他人をコントロールしようとすると、怒りが生まれる。

自分と他人、コントロールするならどちらが簡単だろうか?個人的には、他人をコントロールするほうが簡単だと思っている。なぜなら、他人を思うようにコントロールしたいなら、命令したり、脅したり、騙したりと、卑劣だが簡単な方法がたくさんあるからだ。

対して、自分のコントロールというのは「わかっちゃいるけどできない」という人が多いのではないだろうか。特に、コントロールの難しいものの代表格として「怒り」があるだろう。怒りは、不正や不当な扱いに対して沸き起こるような“当然”といってもよいものから、自分の主義主張が通らなかったときに起こる、場合によっては“わがまま”と捉えられても仕方のないものまで存在する。

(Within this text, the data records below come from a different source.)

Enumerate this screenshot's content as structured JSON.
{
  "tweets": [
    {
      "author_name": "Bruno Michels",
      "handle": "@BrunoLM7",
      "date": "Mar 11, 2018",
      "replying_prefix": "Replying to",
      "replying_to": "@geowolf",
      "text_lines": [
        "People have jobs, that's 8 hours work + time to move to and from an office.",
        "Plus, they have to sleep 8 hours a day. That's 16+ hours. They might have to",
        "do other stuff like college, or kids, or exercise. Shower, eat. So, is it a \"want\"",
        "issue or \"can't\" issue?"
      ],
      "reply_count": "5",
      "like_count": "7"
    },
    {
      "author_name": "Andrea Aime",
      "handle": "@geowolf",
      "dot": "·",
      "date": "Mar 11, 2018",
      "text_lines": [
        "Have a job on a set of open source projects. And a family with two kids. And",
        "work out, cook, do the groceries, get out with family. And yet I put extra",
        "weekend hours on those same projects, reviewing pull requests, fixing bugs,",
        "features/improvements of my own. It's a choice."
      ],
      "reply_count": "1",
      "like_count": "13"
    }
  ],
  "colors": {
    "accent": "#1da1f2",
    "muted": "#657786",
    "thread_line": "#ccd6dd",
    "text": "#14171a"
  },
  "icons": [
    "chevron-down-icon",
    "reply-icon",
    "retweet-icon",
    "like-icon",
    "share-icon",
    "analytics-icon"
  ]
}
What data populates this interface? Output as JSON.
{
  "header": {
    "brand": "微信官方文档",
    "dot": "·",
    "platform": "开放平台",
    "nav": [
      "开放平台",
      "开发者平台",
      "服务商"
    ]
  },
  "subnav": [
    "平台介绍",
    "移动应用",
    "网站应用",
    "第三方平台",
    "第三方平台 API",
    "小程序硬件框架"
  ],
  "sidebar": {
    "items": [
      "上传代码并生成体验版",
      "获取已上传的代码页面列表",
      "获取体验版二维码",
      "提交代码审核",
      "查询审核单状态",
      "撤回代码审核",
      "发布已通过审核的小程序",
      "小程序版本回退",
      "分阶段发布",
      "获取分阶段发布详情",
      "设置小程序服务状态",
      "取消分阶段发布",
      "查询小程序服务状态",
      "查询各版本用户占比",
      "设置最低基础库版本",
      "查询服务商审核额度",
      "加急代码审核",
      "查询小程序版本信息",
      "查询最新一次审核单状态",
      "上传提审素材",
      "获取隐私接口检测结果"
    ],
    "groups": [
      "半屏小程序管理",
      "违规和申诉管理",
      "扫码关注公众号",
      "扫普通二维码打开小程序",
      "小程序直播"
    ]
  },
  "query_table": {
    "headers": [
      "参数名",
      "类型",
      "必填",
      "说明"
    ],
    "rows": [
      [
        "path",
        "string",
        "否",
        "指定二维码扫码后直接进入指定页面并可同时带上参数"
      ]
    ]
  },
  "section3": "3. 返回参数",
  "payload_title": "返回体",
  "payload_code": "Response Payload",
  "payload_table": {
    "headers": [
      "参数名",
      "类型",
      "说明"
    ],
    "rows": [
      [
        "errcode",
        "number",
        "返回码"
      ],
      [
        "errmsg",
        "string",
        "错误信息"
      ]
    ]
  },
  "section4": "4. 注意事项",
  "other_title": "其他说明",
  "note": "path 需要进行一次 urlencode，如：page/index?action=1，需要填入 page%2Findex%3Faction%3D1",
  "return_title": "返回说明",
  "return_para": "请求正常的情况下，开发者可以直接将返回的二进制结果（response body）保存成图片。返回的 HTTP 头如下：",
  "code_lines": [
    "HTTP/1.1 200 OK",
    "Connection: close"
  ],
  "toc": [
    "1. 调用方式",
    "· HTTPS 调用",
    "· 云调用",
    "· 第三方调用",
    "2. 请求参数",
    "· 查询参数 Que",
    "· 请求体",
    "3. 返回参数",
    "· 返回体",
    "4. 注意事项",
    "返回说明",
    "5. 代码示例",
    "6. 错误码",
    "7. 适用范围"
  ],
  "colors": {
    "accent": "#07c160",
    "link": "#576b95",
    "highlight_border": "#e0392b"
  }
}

他人(この場合は血縁的な意味ではなく自分以外の人全てを指す)が自分の言う通りに動いてくれないとき、怒りを覚えることもあるだろう。これは、相手との距離感が近ければ、その分起こりやすいものだと思う。なんでわかってくれないの、言うことを聞いてくれないの、という具合に、親や大人が子どもに感じることは多々あることだと思う。

昨夜、4歳の息子と風呂に入っていたときのことである。湯船にはお湯が張ってあって、先に息子の体を洗い、次に僕が体を洗っている間に湯船に浸かっているように言ったのだが、息子は遊んでいて一向に湯船に浸からない。もう寒い季節でもないから風邪を引くような心配はそれほどないが、せっかく湯を張ったのに浸からないのはもったいないし、言うことを聞いてくれないことに次第にイライラしてきた。

一瞬、怒鳴って叱ってやろうかとも思ったのは事実だ。ただ、息子は僕のしてほしいことをしていないだけであって、何か人に迷惑をかけるようなことをしているわけでもない。さすがにここで叱りつけるのも違うぞ、と思いを巡らせているうちに、僕も体を洗い終わった。

僕も湯船に入る。息子は湯船の内側にはいるものの、座って浸かることなく立ってシャワーで遊んでいる。いたずらに時間が過ぎていって、寝る時間が遅くなるのもよろしくない。そんなとき、僕の中に方便が降りてきた。

「そのシャワーな、お湯を出してる間、ずっとお金かかってんねん。そうやって出してる間な、お父さんのお金がどんどん減ってるねん。このままやったら、〇〇(息子の名前)が誕生日に買ってほしいって言ってたおもちゃ、買うお金なくなっちゃうなー。」

息子、ピタリとシャワーで遊ぶのを止める。父の方便、大勝利の瞬間である。だいぶ時間がかかったけれど。

僕が達成したかったのは、息子にシャワーで遊ぶのを止めさせる、ということ。頭ごなしに叱って止めさせることもできたが、“止めたほうが得”ということを理解させて伝えた結果、怒りをぶつけることなく目的を達成することができた。

スポーツ指導の場において。大人からの指示・命令、場合によっては叱責によって向かう方向をコントロールするというのはよく行われる。場合によっては必要なことだし、倫理・人道的に間違ったことであれば厳しく叱らなければならないだろう。しかし、プレーヤーとしてステップアップしていくための意識付けとしては、こっちを向いて進んだほうが得、という感情を刺激する方法も、無闇矢鱈と怒らずに済む方法なのではないかと思う。そんなことを思った、風呂場での一件だった。